An incredible serial featuring some of the best special effects/make up in any of Classic Who. This, more than any other serial, except Ghost Light, also shows the Seventh Doctor at his most manipulative. Sylvester McCoy’s Doctor is my favourite and Ace is probably my favourite companion and is the definite precursor to the modern companion. This story is based during the Second World War and features the Doctor and Ace arriving at a Military Base, they are not the only ones as there’s also a platoon of Russian soldiers, who are trying to get a secret that is on the base. They also meet a local vicar played excellently by Nicholas Parsons in one of the few stunt castings that JNT did that really worked, and they discover there is a link to Vikings in the area. There is a cool take on vampires with the Haemovores and as mentioned some of the best makeup seen in classic Who and this leads to a showdown with Fenric, an ancient evil the Doctor has fought in various ways since the beginning of time and who had  manipulated Ace’s whole existence to lead to this point. It feels more sophisticated in many way than many Doctor Who’s and there’s some great acting. Sophie Aldred is particularly good as Ace and it’s the beginning of us seeing her not as a teenager but a mature person in her own right, it really is a cracking story. Favourite Quotes: “We hoped to return to the North Way, but the curse follows our dragon ship… the Wolves of Fenric shall return for their treasure, and then shall the dark rule eternally.”, “And the half time score: Perivale, six hundred million; Rest of the Universe, nil!” and “We’re hardly moving yet… Sometimes I travel so fast I don’t exist.”

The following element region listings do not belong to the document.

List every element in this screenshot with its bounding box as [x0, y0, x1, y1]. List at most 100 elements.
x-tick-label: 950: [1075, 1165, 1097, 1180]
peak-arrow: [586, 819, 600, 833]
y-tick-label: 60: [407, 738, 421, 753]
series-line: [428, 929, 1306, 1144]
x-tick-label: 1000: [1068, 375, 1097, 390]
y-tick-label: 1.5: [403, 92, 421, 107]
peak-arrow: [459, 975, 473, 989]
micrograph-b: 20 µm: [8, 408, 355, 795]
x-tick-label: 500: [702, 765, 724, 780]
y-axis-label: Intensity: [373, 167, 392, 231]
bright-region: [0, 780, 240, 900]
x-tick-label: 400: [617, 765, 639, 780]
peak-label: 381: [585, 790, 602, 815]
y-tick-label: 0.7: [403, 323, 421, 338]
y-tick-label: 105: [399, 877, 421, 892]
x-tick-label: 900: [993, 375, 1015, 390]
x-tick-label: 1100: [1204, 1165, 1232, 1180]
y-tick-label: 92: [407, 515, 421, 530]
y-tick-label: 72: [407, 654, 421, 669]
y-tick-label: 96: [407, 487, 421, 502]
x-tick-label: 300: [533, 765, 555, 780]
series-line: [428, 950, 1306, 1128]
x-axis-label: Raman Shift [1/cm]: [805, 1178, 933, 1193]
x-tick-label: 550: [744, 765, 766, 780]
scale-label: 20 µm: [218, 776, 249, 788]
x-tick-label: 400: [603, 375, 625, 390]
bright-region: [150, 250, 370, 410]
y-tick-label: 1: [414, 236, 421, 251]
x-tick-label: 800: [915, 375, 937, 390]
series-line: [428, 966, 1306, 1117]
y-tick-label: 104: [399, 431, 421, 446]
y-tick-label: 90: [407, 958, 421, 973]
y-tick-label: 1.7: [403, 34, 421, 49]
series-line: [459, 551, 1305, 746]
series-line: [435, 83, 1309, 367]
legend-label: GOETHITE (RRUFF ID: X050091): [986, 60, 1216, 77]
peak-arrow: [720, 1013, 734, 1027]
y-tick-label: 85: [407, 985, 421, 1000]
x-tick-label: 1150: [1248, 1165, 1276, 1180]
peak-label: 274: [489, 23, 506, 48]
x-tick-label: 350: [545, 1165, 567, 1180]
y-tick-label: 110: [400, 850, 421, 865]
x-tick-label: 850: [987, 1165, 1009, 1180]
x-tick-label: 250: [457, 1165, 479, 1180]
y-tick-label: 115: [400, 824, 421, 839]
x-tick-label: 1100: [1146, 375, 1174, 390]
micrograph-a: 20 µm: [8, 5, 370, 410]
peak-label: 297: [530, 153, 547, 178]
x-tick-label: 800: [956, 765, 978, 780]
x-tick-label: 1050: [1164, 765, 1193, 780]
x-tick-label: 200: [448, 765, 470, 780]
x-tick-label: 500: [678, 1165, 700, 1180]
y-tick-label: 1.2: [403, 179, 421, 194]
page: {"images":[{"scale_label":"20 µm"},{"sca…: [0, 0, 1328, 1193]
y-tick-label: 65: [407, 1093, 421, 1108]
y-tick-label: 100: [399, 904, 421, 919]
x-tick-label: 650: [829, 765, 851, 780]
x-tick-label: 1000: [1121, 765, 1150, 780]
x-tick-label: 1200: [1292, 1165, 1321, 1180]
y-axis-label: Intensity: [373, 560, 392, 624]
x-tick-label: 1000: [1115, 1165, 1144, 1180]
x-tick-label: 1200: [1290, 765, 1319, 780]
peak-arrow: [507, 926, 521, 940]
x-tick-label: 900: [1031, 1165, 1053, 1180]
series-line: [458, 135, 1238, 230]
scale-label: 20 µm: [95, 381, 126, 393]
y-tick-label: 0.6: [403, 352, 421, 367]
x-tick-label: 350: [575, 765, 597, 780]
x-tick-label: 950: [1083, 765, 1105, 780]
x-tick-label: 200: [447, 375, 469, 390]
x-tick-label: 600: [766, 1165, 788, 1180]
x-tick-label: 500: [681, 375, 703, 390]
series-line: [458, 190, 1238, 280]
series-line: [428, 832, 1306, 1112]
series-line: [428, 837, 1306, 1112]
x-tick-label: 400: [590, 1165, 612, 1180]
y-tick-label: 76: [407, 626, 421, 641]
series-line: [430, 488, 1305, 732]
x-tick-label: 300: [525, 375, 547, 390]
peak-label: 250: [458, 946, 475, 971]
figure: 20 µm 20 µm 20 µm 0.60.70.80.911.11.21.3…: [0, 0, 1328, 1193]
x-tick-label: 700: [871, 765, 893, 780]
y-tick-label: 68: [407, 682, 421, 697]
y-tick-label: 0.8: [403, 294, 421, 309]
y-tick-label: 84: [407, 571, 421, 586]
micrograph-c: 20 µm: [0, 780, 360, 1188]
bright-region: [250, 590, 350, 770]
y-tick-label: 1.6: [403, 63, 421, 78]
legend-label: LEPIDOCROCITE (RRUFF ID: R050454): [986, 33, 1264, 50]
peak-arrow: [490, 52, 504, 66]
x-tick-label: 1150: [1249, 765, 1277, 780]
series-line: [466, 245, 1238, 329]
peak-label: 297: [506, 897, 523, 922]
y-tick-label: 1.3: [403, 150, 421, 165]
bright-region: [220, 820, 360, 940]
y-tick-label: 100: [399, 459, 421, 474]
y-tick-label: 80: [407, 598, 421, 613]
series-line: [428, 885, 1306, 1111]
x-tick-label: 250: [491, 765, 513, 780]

(trailer by VERITASERUMUK)


1. Remembrance of the Daleks

The Daleks have a chequered history in Doctor Who but this one is my all time favourite. This was in the 30th anniversary series and is another seventh Doctors story is Ace’s first full story as a companion having joined in the previous story Dragonfire. This story links into the very first episode of Doctor Who in several ways, one the Dalek is first encountered in Totters Lane in the yard of IM Forman (typo in the name though) which was where Barbara and Ian first encountered the first Doctor and also much of the action takes place in Coal Hill School, the school Susan went to in an Unearthly Child, and later where Clara would teach. There is just so much I enjoy about this, it’s a great story in which the Daleks feel like they have some genuine menace, the Doctor is at his best and the side characters and actors are all great. This also features the great Michael Sheard (as mentioned above) playing the headmaster of Coal Hill, but also introduces the Countermeasures Group, later immortalised by Big Finish. This was written by Ben Aaronovitch who went on to write the amazing Rivers of London books much later. There really is just so much to enjoy in this, great dialogue, powerful writing – the subplot highlighting racism and fascism was unheard of – Ace’s face when she sees the “no blacks” signs shows her disgust, and highlights that this version of the show in many ways feels like the stepping stone to Nu-Who. It also gives us one of my favourite ever Doctor Who lines – in the quotes below and the Special Weapons Dalek.  If you like Nu-Who and are interested in trying the classic series, this is the one to start with! Favourite Quotes: “Ace, give me some of that Nitro-9 that you’re not carrying. Quickly!”, “Every great decision creates ripples, like a huge boulder dropped in a lake. The ripples merge, rebound off the banks in unforeseeable ways. The heavier the decision, the larger the waves, the more uncertain the consequences.” And “Powerful! Crush the lesser races! Conquer the galaxy! Unimaginable power! Unlimited rice pudding! Et cetera! Et cetera!”

(trailer by VERITASERUMUK)

I hope you have enjoyed this list, please feel free to add your own top 10 in the comments!